斬られる! 涙で溢れる大きな目を瞑ったアルテナ。その耳に「バゴン!」と大きな打撃音が聞こえた。恐る恐る目を開けてみると、アルテナを襲おうとしていた敵は白目を剥いて地面に倒れ伏すところだった。敵を倒した人物が手を差し伸べてくる。
「エ、エヴァ…」
「ご無事ですか!」
「エヴァがやったのか? ありがとう。本当にありがとうなのだー!」
「ええ! この大地の杖でバッコーンとやっちゃいました。さあ、ルゥルゥさんを助け起こしましょう」
◇ ◇ ◇ ◇ ◇
「はあ、はあ、はあ、こ、この…っ」
レイラと刺客の一騎打ちが続いている。レイラとて数多の冒険で魔物と戦った経験があるが訓練された兵士とでは分が悪い。ショートソードによる斬り、突きといった攻撃はことごとく跳ね返され、カウンターによる返し斬りで傷を負う場所が増えてきた。
「きゃあっ」
痛みで目が霞み、隙を作ってしまったレイラに上段からの一撃が叩きつけられた。それを何とかショートソードで受け止めるが、パワーの差にギリギリと押し込まれ、片膝をついてしまった。剣の圧は徐々に増し、押し込まれた自分の剣で額が切れて血が流れる。
「もう…だめ…」
「諦めるな!」
「えっ、ひゃああっ!」
突然レイラの体に何者かがものすごい勢いでタックルしてきた。飛び込んできた相手とごろごろと数m以上転がって目が回る。一方、急に力が抜けた刺客はそのまま地面に向けて剣を突き刺してしまい、動きを止めてしまった。そこに、大きな炎の球が迫る。
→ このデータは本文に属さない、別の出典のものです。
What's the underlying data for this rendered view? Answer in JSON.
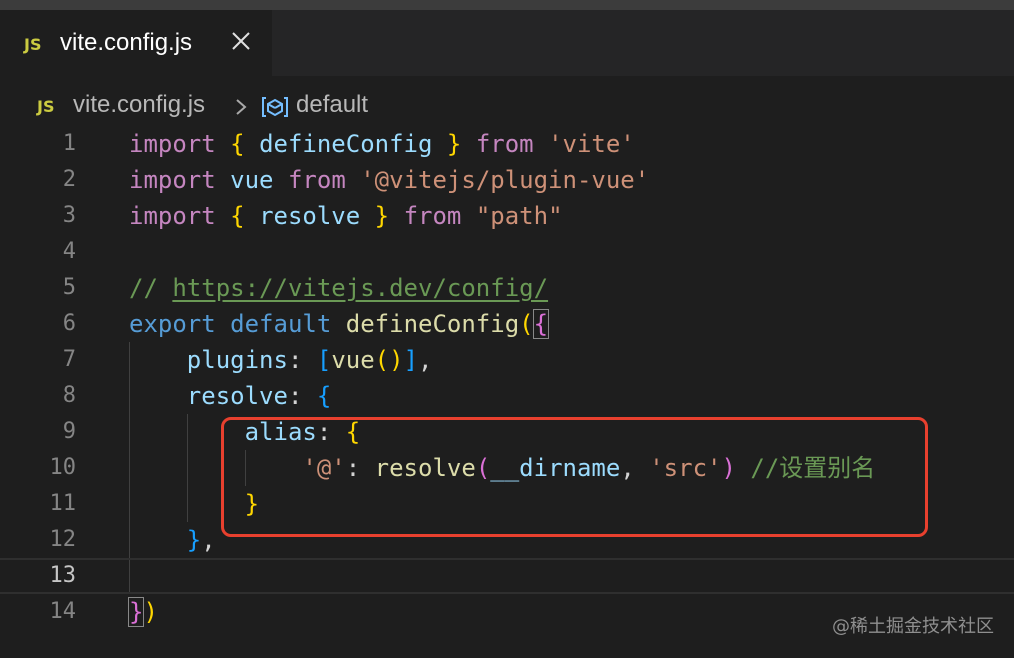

目を見開いて驚愕の表情をした刺客が剣を離して逃げようとしたが、間に合わず炎が直撃して燃え上がる。やがて体が焼かれる苦痛の声も聞こえなくなり、黒焦げとなった刺客はドサリと倒れた。
「ふう、間に合ったな」
「レイラ、大丈夫っ!」
「ミ、ミュラー様…。エマ…」
レイラにタックルしてきたのはミュラーだった。全力で駆け付けた勢いそのままにピンチのレイラをタックルして助け出し、そのタイミングでエマがファイアボールの魔法を放って敵を倒したのであった。
「あ、ありがとう、ございます。ミュラー様」
「無事で良かったぜ。しかし、全然色気のねぇ体つきだな、お前」
「やかましい!」
◇ ◇ ◇ ◇ ◇
「冥府魔道を行く女の恐ろしさ、思い知れ! 帝国槍技、旋風十字槍(仮)」
ティラが頭上でショートスピアをぐるぐる回し、回転力の勢いそのままに襲い来る敵にに向かって連続突きを浴びせる。しかし、敵も手練れの戦士。槍の動きに剣を合わせて捌きながら接近戦に持ち込もうとする。
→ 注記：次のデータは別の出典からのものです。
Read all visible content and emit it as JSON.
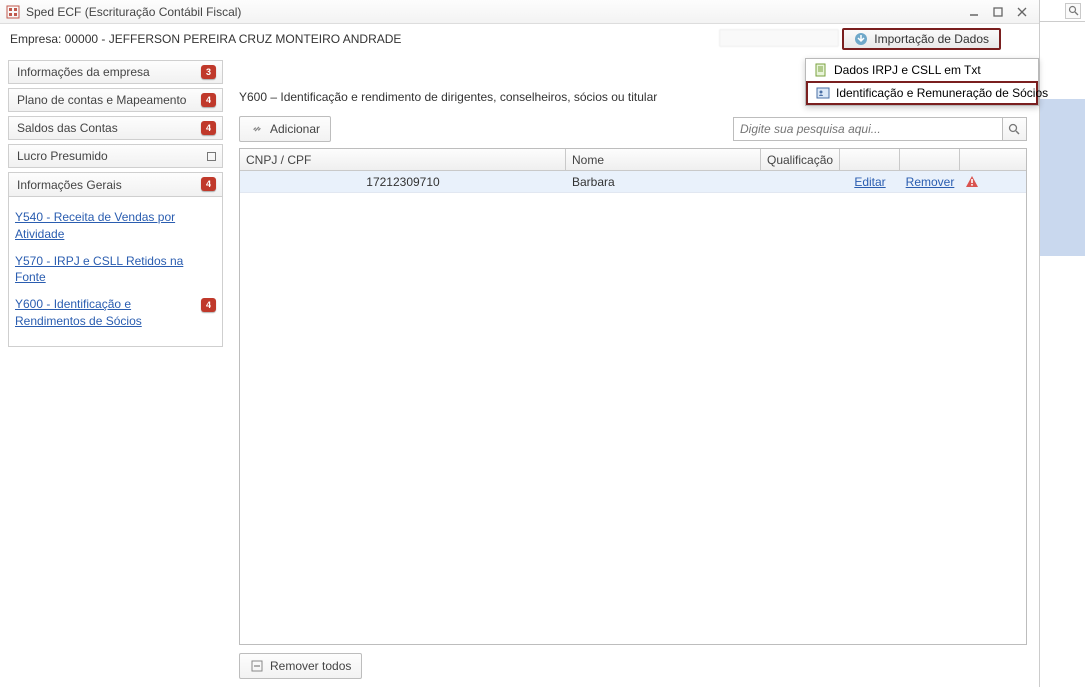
{
  "title": "Sped ECF (Escrituração Contábil Fiscal)",
  "company": "Empresa: 00000 - JEFFERSON PEREIRA CRUZ MONTEIRO ANDRADE",
  "import_button": "Importação de Dados",
  "dropdown": {
    "item1": "Dados IRPJ e CSLL em Txt",
    "item2": "Identificação e Remuneração de Sócios"
  },
  "sidebar": {
    "p1": {
      "label": "Informações da empresa",
      "badge": "3"
    },
    "p2": {
      "label": "Plano de contas e Mapeamento",
      "badge": "4"
    },
    "p3": {
      "label": "Saldos das Contas",
      "badge": "4"
    },
    "p4": {
      "label": "Lucro Presumido"
    },
    "p5": {
      "label": "Informações Gerais",
      "badge": "4"
    },
    "links": {
      "l1": "Y540 - Receita de Vendas por Atividade",
      "l2": "Y570 - IRPJ e CSLL Retidos na Fonte",
      "l3": "Y600 - Identificação e Rendimentos de Sócios",
      "l3_badge": "4"
    }
  },
  "main": {
    "heading": "Y600 – Identificação e rendimento de dirigentes, conselheiros, sócios ou titular",
    "add": "Adicionar",
    "search_placeholder": "Digite sua pesquisa aqui...",
    "remove_all": "Remover todos"
  },
  "table": {
    "cols": {
      "c1": "CNPJ / CPF",
      "c2": "Nome",
      "c3": "Qualificação"
    },
    "row0": {
      "cnpj": "17212309710",
      "nome": "Barbara",
      "editar": "Editar",
      "remover": "Remover"
    }
  }
}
(うぐぐ…、腕が疲れてきた。でも、もう少しコイツの注意を引き付けなきゃ。よ~し)
「オラオラオラァ! 突き突き突きィイイ!! 貴様も漢なら突いて来んかぁい! 股にぶら下がってるのは飾りかよ、この短小野郎、チビチンコ!」
「…! 貴様、何故オレの秘密を知っているんだ。まさか千里眼で見抜いたのか。超能力者なのか!? うおおおおお! 小さいのがなぜ悪い。女は皆そうだ、パンツを脱いだ俺の股間を見て必ず笑う。そして言うんだ「なに? その可愛いソーセージ」とか「ヤダぁ~、ここだけボクちゃんじゃん」だの「なに、本当に入ってるの? 全然感じないんだけど」ってな! どんなに体を鍛えてもここだけは鍛えられん。父よ母よ、小さいチンコに生んだ事、恨みまずぞぉおおお! うわあああああ!」
突然地面に突っ伏して号泣し始めた刺客の1人。ティラの余計な一言で心が粉砕されてしまい戦闘不能になってしまった。そこに、ソフィと斬り結んでいた刺客が戦闘を放棄し、駆け寄ってきて、号泣する漢を抱きかかえ、猛涙しながら励ます。
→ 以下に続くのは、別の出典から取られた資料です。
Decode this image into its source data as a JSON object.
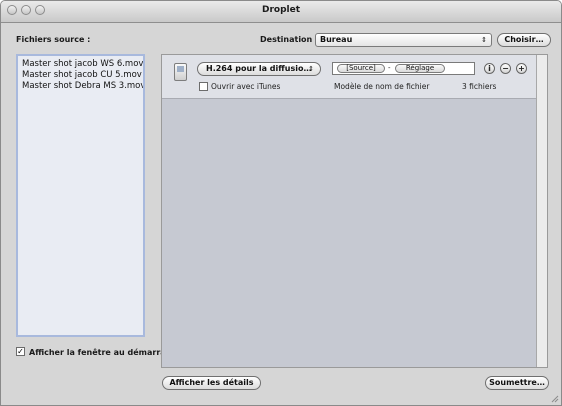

「泣くな友よ。小さくたっていいじゃないか。もう我慢できん。オレは言うぞ。オレは…、オレはお前が好きだ。お前の小さなのチンコが大好きなんだ。だから、お前をバカにした女はオレが陰で殴り飛ばしておいた。仇はとっておいたんだ。友よ、安心して俺の愛を受け入れてくれ。オレにその小さなチンコを弄ば差せてくれ!」
「友よ…。こんな小さなチンコのオレでいいのか」
「ああ! お前のチンコじゃなきゃダメなんだ!」
「友よ、ああ、お前みたいなヤツを1億年と2千年前から待っていた!」
「愛に性別は関係ない。8千年後まで愛すと誓おう!」
がっしと涙を流しながら熱く抱擁を交わす2人の刺客。既に自分たちの任務を完全に忘れている。ティラと刺客を追いかけてきたソフィは、思わぬホモだち劇場に心底「おえっ」となる。2人の世界に入り、熱く抱擁する2人の漢の頭を武器の柄でガツンと叩いて気絶させたティラとソフィはボソッと呟いた。
「キモイ、寝てなさい」
「BLは美少年に限る。お前らむさ苦しい」
◇ ◇ ◇ ◇ ◇
「みんな無事か?」
刺客を全員倒し、全員を集めたミュラーが声をかけてメンバーの状態を見回した。激しい戦闘で全員何かしらの怪我を負っている。重傷はフランとルゥルゥの2人。どちらも打撲によるダメージが大きく、ルゥルゥはシートの上に毛布を引いて寝かされ、フランはレオンハルトにお姫様抱っこされ眠っている。
(うう、ちょっとフランさんが羨ましいです…)
エヴァリーナは横目でレオンハルトを見ながら、フランに軽い嫉妬を覚えるのだった。
「全員生き残ったな…」
「ええ…。ところでミュラー、この者たちは一体何者なのですか?」
「こいつらはウルの親衛隊だ」
「何ですって!」
ミュラーの答えにレオンハルトを除く全員が驚いた。ミュラーはエヴァリーナが気絶させた親衛隊員の胸ぐらをつかみ、パンパンと頬を張って目を覚まさせる。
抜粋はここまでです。